Assassins in a land of divisions

Muslim regions were no longer unified in any real way, by the time the real Crusaders arrived. I’ve previously explained the three most significant blows to Muslim unity: Fatimid evangelism, North African puritanism, and the rapid conquest of Turks from the east.

In the years running up to European invasion, the Fatimid dynasty’s fervent belief system had fractured into three factions. The Druze refused to accept as Imam any of the Fatimid Caliphs after al-Hakim. Adherents to the esoteric doctrine of Druze theology were, as now, clustered in Syria. An early persecution prompted them to make secrecy a tenet of their faith, so they stayed very quiet for the next centuries.

The next major break was more disruptive. Caliph al-Mutansir, who died in 1094, supposedly wanted his older son, Nizar, to be the next Caliph and Imam. But after al-Mutansir died, the younger son, al-Mustali, seized power. Nizar had to hide.

This event created the next Ismaili split; most Ismaili splits were over which brother was supposed to succeed the father. While the majority of Fatimids in Egypt accepted Caliph al-Mustali (what else could they do?), a radical group of Nizar supporters did not. They fled Egypt, following a trail of believers and safe houses into Persia.

The Seljuks in Persia were deeply hostile to Ismailis and other kinds of Shi’ites. There was no way that Turks could ever be seen as close relatives of Mohammed, so all Shi’ite doctrine was directly hostile to their rule. They persecuted and executed Ismaili missionaries as possible.

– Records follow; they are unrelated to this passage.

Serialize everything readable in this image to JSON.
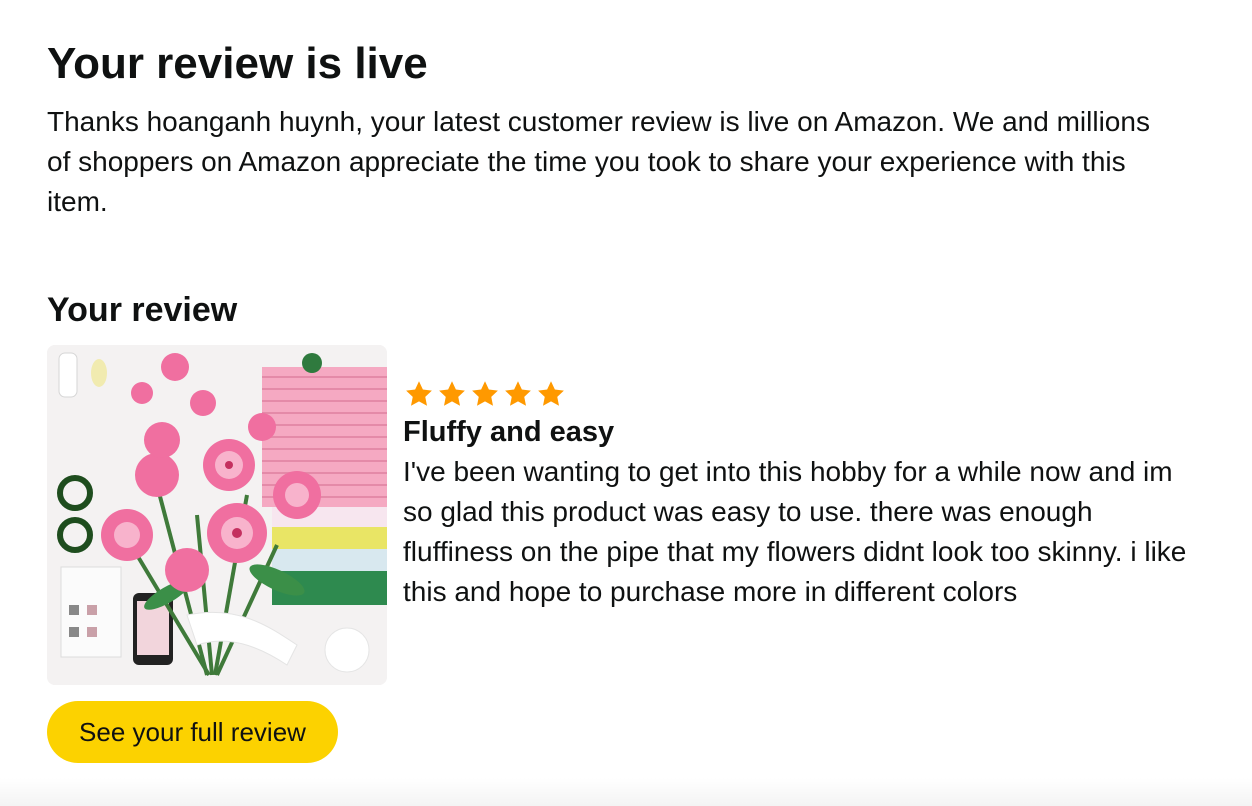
{
  "email": {
    "headline": "Your review is live",
    "intro": "Thanks hoanganh huynh, your latest customer review is live on Amazon. We and millions of shoppers on Amazon appreciate the time you took to share your experience with this item."
  },
  "review_section": {
    "title": "Your review",
    "product_image_icon": "flower-bouquet-product-image",
    "rating": 5,
    "rating_max": 5,
    "star_color": "#ff9900",
    "review_title": "Fluffy and easy",
    "review_text": "I've been wanting to get into this hobby for a while now and im so glad this product was easy to use. there was enough fluffiness on the pipe that my flowers didnt look too skinny. i like this and hope to purchase more in different colors"
  },
  "cta": {
    "label": "See your full review",
    "color": "#fcd200"
  }
}
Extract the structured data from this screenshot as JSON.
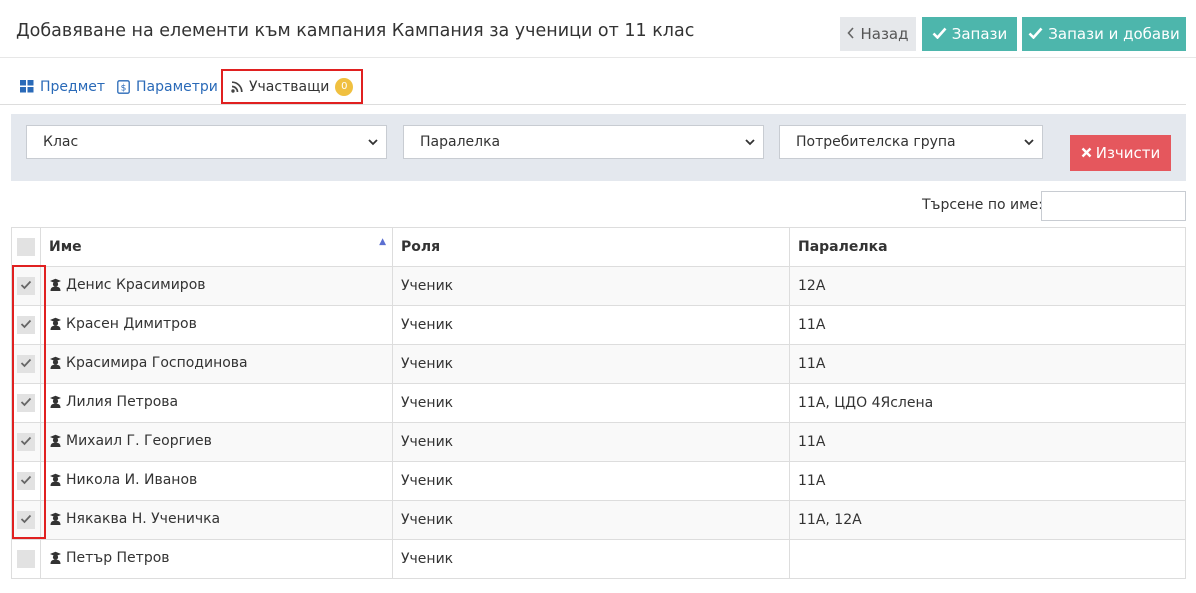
{
  "header": {
    "title": "Добавяване на елементи към кампания Кампания за ученици от 11 клас",
    "back_label": "Назад",
    "save_label": "Запази",
    "save_add_label": "Запази и добави"
  },
  "tabs": [
    {
      "label": "Предмет",
      "icon": "grid-icon"
    },
    {
      "label": "Параметри",
      "icon": "settings-icon"
    },
    {
      "label": "Участващи",
      "icon": "rss-icon",
      "badge": "0",
      "active": true
    }
  ],
  "filters": {
    "class_placeholder": "Клас",
    "paralelka_placeholder": "Паралелка",
    "group_placeholder": "Потребителска група",
    "clear_label": "Изчисти"
  },
  "search": {
    "label": "Търсене по име:",
    "value": ""
  },
  "table": {
    "headers": {
      "name": "Име",
      "role": "Роля",
      "paralelka": "Паралелка"
    },
    "sort_column": "name",
    "sort_direction": "asc",
    "rows": [
      {
        "checked": true,
        "name": "Денис Красимиров",
        "role": "Ученик",
        "paralelka": "12А"
      },
      {
        "checked": true,
        "name": "Красен Димитров",
        "role": "Ученик",
        "paralelka": "11А"
      },
      {
        "checked": true,
        "name": "Красимира Господинова",
        "role": "Ученик",
        "paralelka": "11А"
      },
      {
        "checked": true,
        "name": "Лилия Петрова",
        "role": "Ученик",
        "paralelka": "11А, ЦДО 4Яслена"
      },
      {
        "checked": true,
        "name": "Михаил Г. Георгиев",
        "role": "Ученик",
        "paralelka": "11А"
      },
      {
        "checked": true,
        "name": "Никола И. Иванов",
        "role": "Ученик",
        "paralelka": "11А"
      },
      {
        "checked": true,
        "name": "Някаква Н. Ученичка",
        "role": "Ученик",
        "paralelka": "11А, 12А"
      },
      {
        "checked": false,
        "name": "Петър Петров",
        "role": "Ученик",
        "paralelka": ""
      }
    ]
  },
  "colors": {
    "primary_teal": "#4db6ac",
    "danger_red": "#e5575d",
    "link_blue": "#2a6ab8",
    "badge_yellow": "#f0c040",
    "highlight_red": "#e02020"
  }
}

By the 1090s, when Caliph al-Mutansir was getting old in Cairo, Seljuk power was growing, mainly under the guidance of a Persian vizier who served several Seljuk generals in succession. Around this time, Hassan i-Sabbah (the chief Ismaili Da’wa in Iran) obtained the remote hilltop fort in northern Iran that became the headquarters for Ismailis and then specifically Nizaris. He named it Alamut, meaning Eagle’s Nest (or Eagle’s Teaching). Once he entered it, he never left. He shut himself into a room and devoted his hours to scholarship and prayer.

The Ismailis wanted to strike back at Seljuk Sunni power; as Iranian Ismailis were few in number, they had to use strategic killing rather than frontal assaults. In Alamut, lower-ranked believers were trained as killers. Their first targets were Seljuks, but after the Nizari split, Alamut considered itself at war with all Muslim rulers. Anyone but Nizar or his descendants was an anti-Caliph who led people straight to hell.

We’ve all heard that the first Assassins used hashish either to evoke Paradise or to carry out their attacks. Current scholarship is against this popular idea, seeing it as a slander put out by non-Nizaris (ie. pretty much everyone else). Ismaili doctrine was extreme and fervent, and it may have been enough to inspire their self-sacrificial assassins, the fedayeen, to give up their lives.

Assassins were trained for stealth, patience, and final delivery of the planned blow. Their weapon was the knife, often with a poisoned tip. They were allowed to take time to assimilate to a town, or to disguise themselves as harmless persons (like whirling dervishes). But eventually, they always got their man. Sometimes their orders were only to threaten and frighten a ruler, but often they carried out public assassinations, like on the steps of the main mosque. Other times, they assassinated in private. The strategic plan was to make everyone else believe that Nizari assassins were almost supernatural in their ability to reach their targets.

The first Alamut-ordered assassination was of the Seljuk vizier, Nizam al-Mulk. He was a gifted ruler who succeeded in maintaining power balance among the last of the Abbasids, various Seljuks, and yet more Turkic tribes flooding into Persia. But while he was traveling from Isfahan to Baghdad on a litter, a Sufi whirling dervish approached him, perhaps for alms. It was really an Ismaili assassin; he stabbed the Vizier. Only our imaginations can suggest what might have happened if the talented vizier had been alive when the Crusaders arrived. Instead, the assassins created a power vacuum.

After Alamut became the Nizari stronghold and headquarters, the Nizaris became the most feared sect. Any murders carried out in the Muslim zone for nearly 200 years were attributed to Nizari assassins. It was often true, but it served their purposes also when it wasn’t. Nizari doctrine spread, and there were other hilltop fortresses to train assassins. Just to glance ahead at the future: eventually, the Mongols destroyed Alamut. Nizaris continued to believe their doctrine but became a dispersed, secretive sect. The Aga Khan is the current Imam of the Nizaris. The Khans of modern times have never tried to seize secular power and do not order assassinations.